You just need to have the right gear and the knowledge to know when it’s time to bring that run indoors for the day.
Winter Training 101
Get The Gear
Fleece-lined tights are always a good option when the temperature drops.
Make sure to also have gloves, and a hat, as well as a neck gaiter or buff.
Wear reflective gear in low-light situations.
Invest in trail running shoes for extra traction when there is a snowfall or traction devices made specifically for this very reason.
Break Up The Run
It’s okay to split up the run a few hours apart in order to run safely outside. This might be running five miles in the morning before snow falls and five miles after the roads are cleaned up. Sometimes it means waiting to finish the next day, so be mindful of how to break it up.
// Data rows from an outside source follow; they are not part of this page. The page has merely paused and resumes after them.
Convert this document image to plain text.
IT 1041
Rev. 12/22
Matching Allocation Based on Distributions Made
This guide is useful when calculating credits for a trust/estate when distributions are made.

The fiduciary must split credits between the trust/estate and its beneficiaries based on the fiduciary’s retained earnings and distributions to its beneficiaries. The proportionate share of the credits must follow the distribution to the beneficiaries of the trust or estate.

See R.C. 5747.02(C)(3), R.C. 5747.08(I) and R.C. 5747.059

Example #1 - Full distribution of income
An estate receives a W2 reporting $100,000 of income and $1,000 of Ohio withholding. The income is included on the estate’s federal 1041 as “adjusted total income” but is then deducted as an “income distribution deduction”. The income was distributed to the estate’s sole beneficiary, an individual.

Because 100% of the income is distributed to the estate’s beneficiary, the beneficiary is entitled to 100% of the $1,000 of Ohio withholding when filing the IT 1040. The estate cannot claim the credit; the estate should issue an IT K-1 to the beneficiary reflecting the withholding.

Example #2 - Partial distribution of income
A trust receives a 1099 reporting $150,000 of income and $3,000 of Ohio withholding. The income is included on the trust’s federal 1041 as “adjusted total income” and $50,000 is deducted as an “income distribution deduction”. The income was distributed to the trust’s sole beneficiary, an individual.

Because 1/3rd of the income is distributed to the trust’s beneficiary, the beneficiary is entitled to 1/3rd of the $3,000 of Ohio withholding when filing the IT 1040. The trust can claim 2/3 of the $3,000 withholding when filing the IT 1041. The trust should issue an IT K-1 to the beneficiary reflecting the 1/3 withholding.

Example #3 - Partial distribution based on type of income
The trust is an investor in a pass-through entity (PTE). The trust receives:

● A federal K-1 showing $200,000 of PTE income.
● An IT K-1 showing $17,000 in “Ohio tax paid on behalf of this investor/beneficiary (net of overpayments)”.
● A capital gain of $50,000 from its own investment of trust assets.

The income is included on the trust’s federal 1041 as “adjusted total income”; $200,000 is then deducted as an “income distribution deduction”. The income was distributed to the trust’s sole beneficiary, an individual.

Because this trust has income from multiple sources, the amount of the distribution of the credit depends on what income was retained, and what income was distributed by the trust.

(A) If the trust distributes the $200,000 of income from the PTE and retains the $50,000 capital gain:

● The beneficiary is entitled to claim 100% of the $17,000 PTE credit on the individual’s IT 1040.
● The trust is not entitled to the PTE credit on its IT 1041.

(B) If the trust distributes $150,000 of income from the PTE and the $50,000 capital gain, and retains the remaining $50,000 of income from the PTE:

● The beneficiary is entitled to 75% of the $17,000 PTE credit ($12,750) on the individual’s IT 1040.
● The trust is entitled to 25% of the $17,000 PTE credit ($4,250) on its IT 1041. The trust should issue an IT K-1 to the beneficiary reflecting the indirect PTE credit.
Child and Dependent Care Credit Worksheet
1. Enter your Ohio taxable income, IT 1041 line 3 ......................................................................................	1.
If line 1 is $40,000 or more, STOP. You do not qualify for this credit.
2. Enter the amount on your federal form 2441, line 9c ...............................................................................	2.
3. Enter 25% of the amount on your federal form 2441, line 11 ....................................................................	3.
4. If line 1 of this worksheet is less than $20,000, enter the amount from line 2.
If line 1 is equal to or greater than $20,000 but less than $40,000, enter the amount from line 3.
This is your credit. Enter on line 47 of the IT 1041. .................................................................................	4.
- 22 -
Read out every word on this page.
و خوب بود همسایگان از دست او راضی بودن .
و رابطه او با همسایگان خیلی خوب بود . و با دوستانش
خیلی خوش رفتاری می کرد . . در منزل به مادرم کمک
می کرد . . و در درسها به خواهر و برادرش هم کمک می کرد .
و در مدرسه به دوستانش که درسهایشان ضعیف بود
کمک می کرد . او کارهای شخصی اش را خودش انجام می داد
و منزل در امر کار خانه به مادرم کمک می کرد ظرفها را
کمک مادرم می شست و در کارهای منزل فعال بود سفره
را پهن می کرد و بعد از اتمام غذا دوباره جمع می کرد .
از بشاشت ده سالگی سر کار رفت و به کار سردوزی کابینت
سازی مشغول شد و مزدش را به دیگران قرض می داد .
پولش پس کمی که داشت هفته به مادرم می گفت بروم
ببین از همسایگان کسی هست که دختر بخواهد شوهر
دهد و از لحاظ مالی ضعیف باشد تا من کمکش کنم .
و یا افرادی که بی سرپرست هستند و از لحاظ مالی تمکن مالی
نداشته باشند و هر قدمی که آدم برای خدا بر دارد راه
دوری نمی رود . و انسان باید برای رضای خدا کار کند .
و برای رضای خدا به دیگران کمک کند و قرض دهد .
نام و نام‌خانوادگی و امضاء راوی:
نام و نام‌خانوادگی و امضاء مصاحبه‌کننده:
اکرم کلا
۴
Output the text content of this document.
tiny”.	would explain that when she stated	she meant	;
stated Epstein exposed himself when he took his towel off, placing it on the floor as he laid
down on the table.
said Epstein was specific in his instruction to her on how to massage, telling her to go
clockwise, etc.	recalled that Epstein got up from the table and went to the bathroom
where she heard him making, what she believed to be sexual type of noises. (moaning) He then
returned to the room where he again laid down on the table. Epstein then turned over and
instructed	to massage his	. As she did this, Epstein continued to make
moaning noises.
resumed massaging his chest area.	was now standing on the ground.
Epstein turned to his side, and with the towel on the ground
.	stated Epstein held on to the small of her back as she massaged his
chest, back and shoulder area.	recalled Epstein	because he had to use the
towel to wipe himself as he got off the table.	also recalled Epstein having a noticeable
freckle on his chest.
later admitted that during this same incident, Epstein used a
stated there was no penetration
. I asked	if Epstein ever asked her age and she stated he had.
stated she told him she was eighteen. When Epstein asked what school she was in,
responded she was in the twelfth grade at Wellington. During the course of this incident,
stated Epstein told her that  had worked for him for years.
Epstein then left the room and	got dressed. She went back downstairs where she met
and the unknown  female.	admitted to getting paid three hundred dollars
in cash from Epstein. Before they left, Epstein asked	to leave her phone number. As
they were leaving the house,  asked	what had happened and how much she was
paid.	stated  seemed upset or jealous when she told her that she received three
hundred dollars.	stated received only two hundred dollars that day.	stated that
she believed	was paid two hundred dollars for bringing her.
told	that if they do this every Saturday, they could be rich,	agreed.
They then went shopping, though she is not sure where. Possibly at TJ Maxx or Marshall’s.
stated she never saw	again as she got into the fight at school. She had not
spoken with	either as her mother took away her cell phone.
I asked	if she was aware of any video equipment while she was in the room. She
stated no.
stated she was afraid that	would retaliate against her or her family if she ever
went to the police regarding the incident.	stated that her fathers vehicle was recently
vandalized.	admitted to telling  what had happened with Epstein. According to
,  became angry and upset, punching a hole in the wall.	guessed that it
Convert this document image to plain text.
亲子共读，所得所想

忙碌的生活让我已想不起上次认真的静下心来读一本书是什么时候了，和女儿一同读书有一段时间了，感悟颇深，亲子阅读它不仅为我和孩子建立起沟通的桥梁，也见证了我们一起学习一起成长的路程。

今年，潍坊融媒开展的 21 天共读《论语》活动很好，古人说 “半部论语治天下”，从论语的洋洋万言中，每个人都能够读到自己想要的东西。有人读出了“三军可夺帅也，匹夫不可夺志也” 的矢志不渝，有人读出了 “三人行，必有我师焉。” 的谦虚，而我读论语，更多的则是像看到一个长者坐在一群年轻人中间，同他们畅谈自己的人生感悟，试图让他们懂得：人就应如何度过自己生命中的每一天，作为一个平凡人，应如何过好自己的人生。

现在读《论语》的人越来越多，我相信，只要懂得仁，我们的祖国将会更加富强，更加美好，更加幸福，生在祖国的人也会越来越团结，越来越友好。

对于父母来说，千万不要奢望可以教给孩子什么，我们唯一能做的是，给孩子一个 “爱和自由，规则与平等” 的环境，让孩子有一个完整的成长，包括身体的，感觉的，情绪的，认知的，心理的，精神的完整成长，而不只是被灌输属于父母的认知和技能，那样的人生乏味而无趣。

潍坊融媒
This is a great strategy for getting through runs on the treadmill. Splitting it up makes it less boring by shortening the time needed to be on the machine.
Use The Gym
Because of poor weather like a snowstorm that makes it impossible to go out a run, now is the time to get that gym membership for the treadmill. The good news is most gyms offer discounted memberships with the start of the new year.
Some find it harder to run on the treadmill, but it’s the best alternative to running outdoors when it’s just too cold, icy or snowy.
You will get used to it over time. Take advantage of the gym’s tv screens, listen to a podcast or play with speed and inclines to make the run fly by.
If possible, run later in the day when the sun is out and the temperature is warmer compared to the early morning and night.
Use the previous tips and head to the gym and cross train in the morning or night and then make the adjustment to run mileage when the weather is milder mid-day.
Speaking of making adjustments, it’s important to be flexible when training for a race in the winter.
This means being able to switch days for runs with cross training or rest days when need be. Keep an eye out for weather reports and try to plan for the week in advance.
Know How Cold Is Too Cold
This really depends on the person. Some find they can run in the 30s, whereas others can run even colder. Just make sure to dress accordingly.
Limit long runs when the weather is freezing and make these short run days.
Have an extra change of clothing in the car to immediately change into dry, warm clothes after a winter run outdoors.
Once you get home, shower immediately to warm up. Then have a hot cup of tea or hot chocolate, which is great for recovery. Soup or chili is also a great post-workout fuel option.
What tips do you have for winter training?